Managed PostgreSQL services¶
For AWS RDS, Google Cloud SQL, Azure Database, and similar managed services, you typically need:
- The connection hostname from your provider's console
- SSL mode set to
requireorverify-full - The CA certificate bundle (usually provided by the service)
DB_MODE=postgres
POSTGRES_URL=postgresql://datasight:secret@mydb.abc123.us-east-1.rds.amazonaws.com:5432/mydb
POSTGRES_SSLMODE=verify-full
Read-only access¶
datasight only runs SELECT queries — it never writes to your database.

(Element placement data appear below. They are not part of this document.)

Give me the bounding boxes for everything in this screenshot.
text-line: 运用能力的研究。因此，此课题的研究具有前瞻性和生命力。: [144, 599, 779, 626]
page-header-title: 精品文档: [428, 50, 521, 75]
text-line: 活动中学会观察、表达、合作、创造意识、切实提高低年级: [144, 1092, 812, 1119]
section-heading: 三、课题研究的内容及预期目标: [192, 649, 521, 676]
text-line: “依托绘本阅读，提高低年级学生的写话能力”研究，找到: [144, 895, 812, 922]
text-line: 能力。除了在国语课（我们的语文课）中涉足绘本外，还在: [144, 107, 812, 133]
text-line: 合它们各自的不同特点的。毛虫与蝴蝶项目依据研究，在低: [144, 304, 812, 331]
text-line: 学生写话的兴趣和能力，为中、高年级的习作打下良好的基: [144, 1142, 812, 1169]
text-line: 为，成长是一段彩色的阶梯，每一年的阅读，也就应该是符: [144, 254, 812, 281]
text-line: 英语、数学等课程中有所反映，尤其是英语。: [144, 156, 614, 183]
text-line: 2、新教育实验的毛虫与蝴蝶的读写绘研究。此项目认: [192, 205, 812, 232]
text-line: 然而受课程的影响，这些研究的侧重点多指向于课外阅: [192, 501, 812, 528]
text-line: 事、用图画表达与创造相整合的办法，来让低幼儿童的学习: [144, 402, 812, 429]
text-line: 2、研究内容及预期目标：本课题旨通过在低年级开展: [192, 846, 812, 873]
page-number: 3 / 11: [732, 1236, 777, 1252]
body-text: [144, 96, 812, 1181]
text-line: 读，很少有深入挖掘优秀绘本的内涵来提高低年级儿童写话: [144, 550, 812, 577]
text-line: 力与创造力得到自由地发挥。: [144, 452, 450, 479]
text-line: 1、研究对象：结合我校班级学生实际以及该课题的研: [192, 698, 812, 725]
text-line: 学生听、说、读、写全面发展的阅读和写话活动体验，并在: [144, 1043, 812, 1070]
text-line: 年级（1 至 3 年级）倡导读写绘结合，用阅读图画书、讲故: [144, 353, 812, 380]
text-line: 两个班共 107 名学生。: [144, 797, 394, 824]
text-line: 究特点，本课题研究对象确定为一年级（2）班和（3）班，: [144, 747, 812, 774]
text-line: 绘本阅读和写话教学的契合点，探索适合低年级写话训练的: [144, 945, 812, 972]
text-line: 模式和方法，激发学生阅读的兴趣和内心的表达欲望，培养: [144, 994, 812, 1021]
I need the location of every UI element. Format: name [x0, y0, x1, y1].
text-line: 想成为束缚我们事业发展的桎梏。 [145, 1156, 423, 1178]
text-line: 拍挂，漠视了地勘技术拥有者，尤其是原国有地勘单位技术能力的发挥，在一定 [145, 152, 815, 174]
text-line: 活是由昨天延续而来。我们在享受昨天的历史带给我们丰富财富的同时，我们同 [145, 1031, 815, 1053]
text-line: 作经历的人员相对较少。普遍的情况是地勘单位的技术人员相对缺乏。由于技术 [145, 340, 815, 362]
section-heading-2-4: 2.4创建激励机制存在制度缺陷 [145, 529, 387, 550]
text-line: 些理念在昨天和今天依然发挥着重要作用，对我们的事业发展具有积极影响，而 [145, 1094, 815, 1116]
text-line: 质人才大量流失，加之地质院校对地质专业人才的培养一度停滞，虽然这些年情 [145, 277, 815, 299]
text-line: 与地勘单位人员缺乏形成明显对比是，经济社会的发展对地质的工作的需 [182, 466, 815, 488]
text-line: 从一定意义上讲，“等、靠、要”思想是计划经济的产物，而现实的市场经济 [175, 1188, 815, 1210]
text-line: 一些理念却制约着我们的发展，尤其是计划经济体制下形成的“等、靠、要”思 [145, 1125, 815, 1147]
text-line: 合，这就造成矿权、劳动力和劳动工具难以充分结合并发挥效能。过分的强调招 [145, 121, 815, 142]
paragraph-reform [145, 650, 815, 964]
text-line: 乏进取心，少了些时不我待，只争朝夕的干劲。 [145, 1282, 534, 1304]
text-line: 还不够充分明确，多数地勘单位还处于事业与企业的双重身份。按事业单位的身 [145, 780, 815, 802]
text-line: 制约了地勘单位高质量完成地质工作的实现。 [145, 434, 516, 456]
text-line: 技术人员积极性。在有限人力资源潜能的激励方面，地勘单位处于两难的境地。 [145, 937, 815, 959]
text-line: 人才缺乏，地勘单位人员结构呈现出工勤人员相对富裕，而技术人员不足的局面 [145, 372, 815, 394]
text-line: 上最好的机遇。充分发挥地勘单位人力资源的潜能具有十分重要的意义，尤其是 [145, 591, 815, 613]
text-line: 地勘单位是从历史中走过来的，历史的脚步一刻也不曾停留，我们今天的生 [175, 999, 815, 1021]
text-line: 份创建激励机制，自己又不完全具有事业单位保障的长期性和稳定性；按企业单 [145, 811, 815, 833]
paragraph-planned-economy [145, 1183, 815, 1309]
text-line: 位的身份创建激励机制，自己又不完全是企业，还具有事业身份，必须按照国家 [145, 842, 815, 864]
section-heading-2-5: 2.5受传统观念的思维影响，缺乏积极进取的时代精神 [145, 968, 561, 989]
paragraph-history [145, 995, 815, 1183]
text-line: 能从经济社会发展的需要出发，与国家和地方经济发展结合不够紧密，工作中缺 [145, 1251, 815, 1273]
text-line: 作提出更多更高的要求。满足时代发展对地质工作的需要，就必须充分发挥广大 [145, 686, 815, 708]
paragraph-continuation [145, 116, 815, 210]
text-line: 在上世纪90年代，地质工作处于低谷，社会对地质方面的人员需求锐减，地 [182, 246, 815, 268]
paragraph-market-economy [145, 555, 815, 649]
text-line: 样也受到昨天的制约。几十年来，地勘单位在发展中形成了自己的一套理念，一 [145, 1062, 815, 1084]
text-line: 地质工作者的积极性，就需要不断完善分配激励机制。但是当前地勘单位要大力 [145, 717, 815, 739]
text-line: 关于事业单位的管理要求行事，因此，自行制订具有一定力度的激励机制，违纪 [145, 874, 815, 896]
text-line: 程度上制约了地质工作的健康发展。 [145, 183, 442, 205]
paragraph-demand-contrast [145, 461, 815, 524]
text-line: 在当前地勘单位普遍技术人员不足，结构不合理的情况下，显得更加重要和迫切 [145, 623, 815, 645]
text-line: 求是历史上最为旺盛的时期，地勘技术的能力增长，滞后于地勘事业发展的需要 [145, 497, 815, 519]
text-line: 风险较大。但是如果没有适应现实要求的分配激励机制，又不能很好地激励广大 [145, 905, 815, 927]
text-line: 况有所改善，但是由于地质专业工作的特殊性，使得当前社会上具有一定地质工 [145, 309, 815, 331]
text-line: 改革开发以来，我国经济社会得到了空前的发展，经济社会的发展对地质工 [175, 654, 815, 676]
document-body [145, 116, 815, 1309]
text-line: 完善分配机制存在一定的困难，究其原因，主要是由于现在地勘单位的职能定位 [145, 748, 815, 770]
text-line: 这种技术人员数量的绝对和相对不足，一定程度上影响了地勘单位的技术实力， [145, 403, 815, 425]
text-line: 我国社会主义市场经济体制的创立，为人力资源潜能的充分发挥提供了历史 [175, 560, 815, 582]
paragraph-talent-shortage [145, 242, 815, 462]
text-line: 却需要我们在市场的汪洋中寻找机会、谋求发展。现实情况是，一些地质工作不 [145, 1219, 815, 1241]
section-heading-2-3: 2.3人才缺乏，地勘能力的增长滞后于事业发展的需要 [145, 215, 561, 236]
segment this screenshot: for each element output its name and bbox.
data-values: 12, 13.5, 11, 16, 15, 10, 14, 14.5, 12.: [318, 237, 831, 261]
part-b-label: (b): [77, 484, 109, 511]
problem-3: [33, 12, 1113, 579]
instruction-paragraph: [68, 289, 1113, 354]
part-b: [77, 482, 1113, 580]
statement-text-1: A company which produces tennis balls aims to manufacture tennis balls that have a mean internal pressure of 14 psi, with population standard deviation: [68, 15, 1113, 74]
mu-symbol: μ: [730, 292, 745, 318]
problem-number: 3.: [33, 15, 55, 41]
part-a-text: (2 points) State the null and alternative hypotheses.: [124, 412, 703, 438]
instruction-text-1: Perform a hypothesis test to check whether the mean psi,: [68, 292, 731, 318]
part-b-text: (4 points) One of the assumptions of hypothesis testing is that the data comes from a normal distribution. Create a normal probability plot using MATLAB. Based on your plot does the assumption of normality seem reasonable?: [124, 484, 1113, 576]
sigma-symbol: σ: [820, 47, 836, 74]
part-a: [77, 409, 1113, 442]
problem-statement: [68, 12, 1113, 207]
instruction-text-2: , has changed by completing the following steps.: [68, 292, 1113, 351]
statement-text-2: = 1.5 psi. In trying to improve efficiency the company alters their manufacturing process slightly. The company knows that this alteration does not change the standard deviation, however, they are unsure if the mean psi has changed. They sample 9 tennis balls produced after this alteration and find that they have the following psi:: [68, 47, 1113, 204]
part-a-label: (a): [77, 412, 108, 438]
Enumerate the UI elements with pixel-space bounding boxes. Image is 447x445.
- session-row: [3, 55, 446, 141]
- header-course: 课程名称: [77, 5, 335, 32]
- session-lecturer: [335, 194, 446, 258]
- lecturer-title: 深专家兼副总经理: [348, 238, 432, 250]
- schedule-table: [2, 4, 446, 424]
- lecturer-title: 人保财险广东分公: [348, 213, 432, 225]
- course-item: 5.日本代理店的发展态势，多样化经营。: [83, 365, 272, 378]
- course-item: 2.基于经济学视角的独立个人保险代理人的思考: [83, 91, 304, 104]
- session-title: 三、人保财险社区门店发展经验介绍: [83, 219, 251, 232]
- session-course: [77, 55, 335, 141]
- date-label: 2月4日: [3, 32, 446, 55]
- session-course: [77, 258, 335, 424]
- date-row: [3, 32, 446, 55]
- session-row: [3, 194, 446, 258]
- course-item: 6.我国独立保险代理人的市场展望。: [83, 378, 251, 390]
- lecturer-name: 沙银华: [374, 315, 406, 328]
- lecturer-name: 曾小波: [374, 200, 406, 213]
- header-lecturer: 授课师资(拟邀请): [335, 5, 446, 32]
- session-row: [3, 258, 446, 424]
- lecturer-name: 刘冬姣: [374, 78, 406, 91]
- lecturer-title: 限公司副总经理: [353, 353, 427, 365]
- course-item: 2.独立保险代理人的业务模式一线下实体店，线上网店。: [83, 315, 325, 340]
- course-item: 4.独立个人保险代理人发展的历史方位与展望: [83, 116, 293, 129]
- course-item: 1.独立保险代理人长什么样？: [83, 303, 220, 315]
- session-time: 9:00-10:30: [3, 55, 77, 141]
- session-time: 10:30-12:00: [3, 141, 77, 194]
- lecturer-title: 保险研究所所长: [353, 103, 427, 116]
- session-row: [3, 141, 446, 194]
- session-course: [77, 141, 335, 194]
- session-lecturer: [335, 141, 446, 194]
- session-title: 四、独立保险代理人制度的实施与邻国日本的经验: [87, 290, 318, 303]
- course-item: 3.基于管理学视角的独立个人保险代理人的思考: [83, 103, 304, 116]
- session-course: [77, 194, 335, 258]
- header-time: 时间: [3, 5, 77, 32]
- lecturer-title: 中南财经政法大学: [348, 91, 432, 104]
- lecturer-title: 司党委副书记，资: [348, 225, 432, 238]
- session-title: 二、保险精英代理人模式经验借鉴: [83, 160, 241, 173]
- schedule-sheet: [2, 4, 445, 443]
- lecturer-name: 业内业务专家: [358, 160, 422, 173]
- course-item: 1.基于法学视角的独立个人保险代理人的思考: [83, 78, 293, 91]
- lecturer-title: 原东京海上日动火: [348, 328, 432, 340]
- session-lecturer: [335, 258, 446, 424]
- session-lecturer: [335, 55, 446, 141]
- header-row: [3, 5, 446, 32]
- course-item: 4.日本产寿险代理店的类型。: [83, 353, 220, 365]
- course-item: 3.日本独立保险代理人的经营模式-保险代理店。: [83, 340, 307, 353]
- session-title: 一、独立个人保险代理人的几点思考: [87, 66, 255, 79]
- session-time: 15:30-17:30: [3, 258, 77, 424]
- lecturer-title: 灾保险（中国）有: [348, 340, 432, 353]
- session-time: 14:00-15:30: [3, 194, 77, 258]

For production safety, connect with a read-only database user:
CREATE USER datasight WITH PASSWORD 'secret';
GRANT CONNECT ON DATABASE mydb TO datasight;
GRANT USAGE ON SCHEMA public TO datasight;
GRANT SELECT ON ALL TABLES IN SCHEMA public TO datasight;
ALTER DEFAULT PRIVILEGES IN SCHEMA public GRANT SELECT ON TABLES TO datasight;
Flight SQL¶
Flight SQL connects to remote query engines over gRPC. See Connect to a remote Flight SQL backend for a detailed guide using GizmoSQL.
DB_MODE=flightsql
FLIGHT_SQL_URI=grpc://localhost:31337
FLIGHT_SQL_USERNAME=gizmosql_user
FLIGHT_SQL_PASSWORD=your_password
For TLS-enabled servers, use grpc+tls:// as the URI scheme:
Spark¶
Spark connects to an Apache Spark cluster over Spark Connect. Use this for multi-terabyte datasets that won't fit on a single machine. See Connect to an Apache Spark backend for the full walkthrough.
DB_MODE=spark
SPARK_REMOTE=sc://spark-connect.example.com:15002
SPARK_TOKEN=your_bearer_token # optional
SPARK_MAX_RESULT_BYTES=104857600 # optional, default 100 MiB
The client streams Arrow batches and truncates results above
SPARK_MAX_RESULT_BYTES to protect the web server from OOMing. Row
counts are skipped at introspection time (a naive SELECT COUNT(*) on
a multi-TB partitioned table would kick off a full-cluster job); document
your partition columns in schema_description.md so the agent uses them
as predicates.
All environment variables¶
See the Configuration reference for a complete list of database-related environment variables.